State officials have focused most of their attention on Maine exports to Canada and Mexico, but not enough attention on imports from NAFTA countries and other nations around the world. While I applaud efforts by Gov. John Baldacci and the Maine International Trade Center to expand export opportunities for Maine business, we must be mindful of imports.

The Lawton report indicates that Maine exports to Canada and Mexico grew from $413 million in 1993 to $874 million in 2002. At the same time, non-energy related imports from Canada and Mexico grew from $866 million in 1993 to over $1.9 billion in 2002. Most of these imports are from Canada.

There must be a public discussion about this growing trade deficit and its impact on our economy. We must keep track of foreign imports to Maine, what the trends are, and how these imports affect jobs and our state economy.

We must look carefully at our own state and local government purchasing practices to determine how they are contributing to a loss of business activity locally, as work is being shifted from Maine and New England firms to businesses in Canada.

We need to reconsider state procurement decisions in which lowest cost wins regardless of adverse economic impact on local small businesses.

Do we want the state to award building contracts to Canadian companies for taxpayer-funded projects such as schools and bridges when Maine manufacturers could do the work? Are our current policies counterproductive to sustaining a strong Maine economy?

“The issue is not whether nations should trade with each other but what the rules should be under which they trade,” writes Jeff Faux, an economist with the Economic Policy Institute.

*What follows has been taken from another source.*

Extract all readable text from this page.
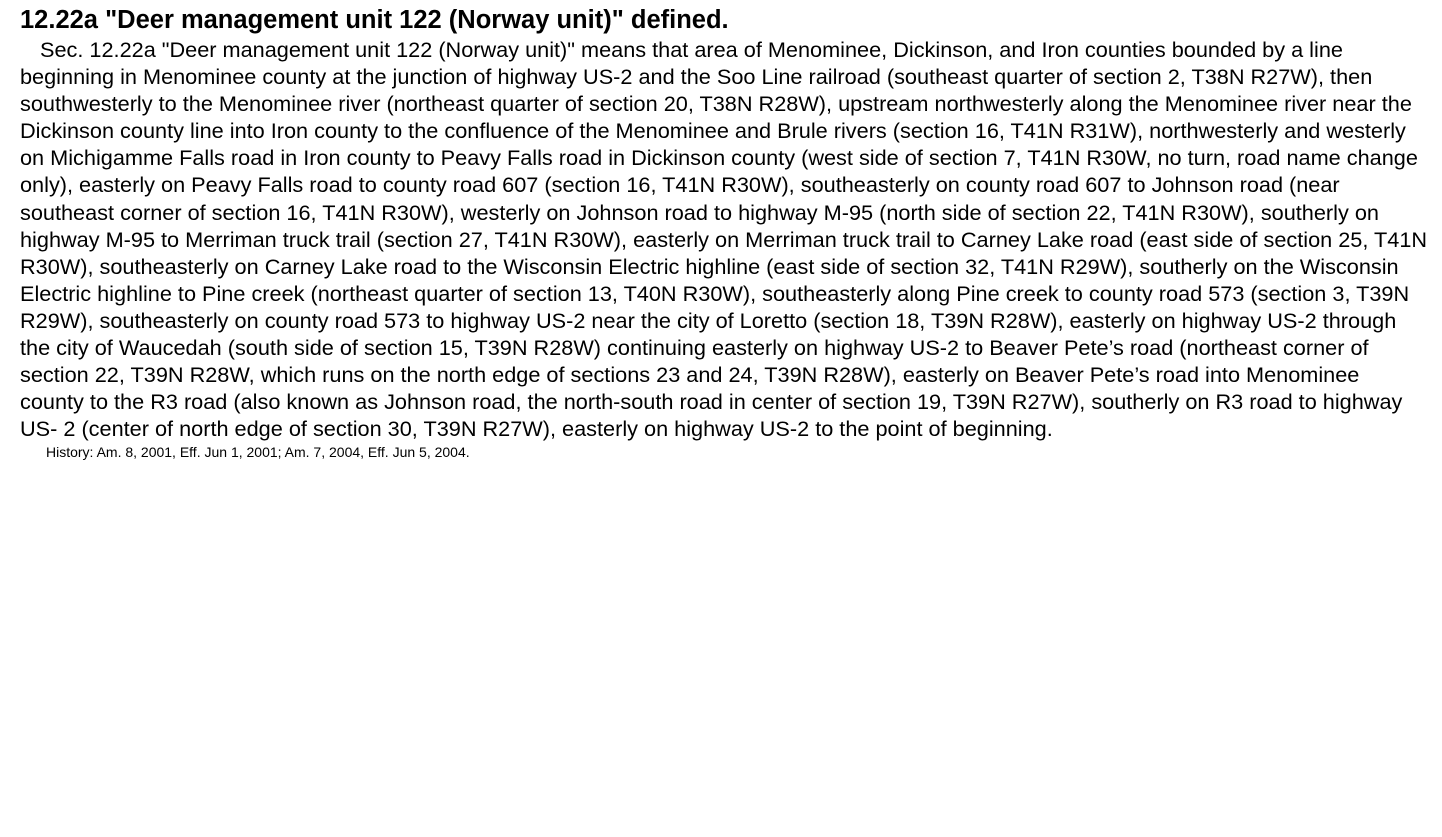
12.22a "Deer management unit 122 (Norway unit)" defined.

Sec. 12.22a "Deer management unit 122 (Norway unit)" means that area of Menominee, Dickinson, and Iron counties bounded by a line beginning in Menominee county at the junction of highway US-2 and the Soo Line railroad (southeast quarter of section 2, T38N R27W), then southwesterly to the Menominee river (northeast quarter of section 20, T38N R28W), upstream northwesterly along the Menominee river near the Dickinson county line into Iron county to the confluence of the Menominee and Brule rivers (section 16, T41N R31W), northwesterly and westerly on Michigamme Falls road in Iron county to Peavy Falls road in Dickinson county (west side of section 7, T41N R30W, no turn, road name change only), easterly on Peavy Falls road to county road 607 (section 16, T41N R30W), southeasterly on county road 607 to Johnson road (near southeast corner of section 16, T41N R30W), westerly on Johnson road to highway M-95 (north side of section 22, T41N R30W), southerly on highway M-95 to Merriman truck trail (section 27, T41N R30W), easterly on Merriman truck trail to Carney Lake road (east side of section 25, T41N R30W), southeasterly on Carney Lake road to the Wisconsin Electric highline (east side of section 32, T41N R29W), southerly on the Wisconsin Electric highline to Pine creek (northeast quarter of section 13, T40N R30W), southeasterly along Pine creek to county road 573 (section 3, T39N R29W), southeasterly on county road 573 to highway US-2 near the city of Loretto (section 18, T39N R28W), easterly on highway US-2 through the city of Waucedah (south side of section 15, T39N R28W) continuing easterly on highway US-2 to Beaver Pete’s road (northeast corner of section 22, T39N R28W, which runs on the north edge of sections 23 and 24, T39N R28W), easterly on Beaver Pete’s road into Menominee county to the R3 road (also known as Johnson road, the north-south road in center of section 19, T39N R27W), southerly on R3 road to highway US- 2 (center of north edge of section 30, T39N R27W), easterly on highway US-2 to the point of beginning.

History: Am. 8, 2001, Eff. Jun 1, 2001; Am. 7, 2004, Eff. Jun 5, 2004.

In order for free trade to be fair trade, there needs to be parity among trading partners. Right now, Maine businesses face competitive disadvantages.

Canadian companies have lower workers compensation costs, liability insurance costs and government-funded health care for their employees. And exchange rates favor Canadian companies that compete against Maine businesses. The playing field is not level.

The Economic Policy Institute estimates that Maine has suffered a net loss of more than 2,700 jobs from 1993 to 2002 under NAFTA. Most were good paying, manufacturing jobs. Maine has led the nation with the highest percentage of manufacturing jobs lost in the past few years.

These statistics should serve as a wake-up call to all of us. As legislators, we need greater information about the impact of trade on our state economy so we can thoughtfully explore the options available to help our state’s small businesses and workers.

Trade is good for our state, but we must demand that the rules that govern that trade be fair and sensible.

Democratic state Sen. Peggy Rotundo represents the 21st District and is the chair of the State and Local Government Committee and serves on the Appropriations and Financial Affairs Committee. She lives in Lewiston.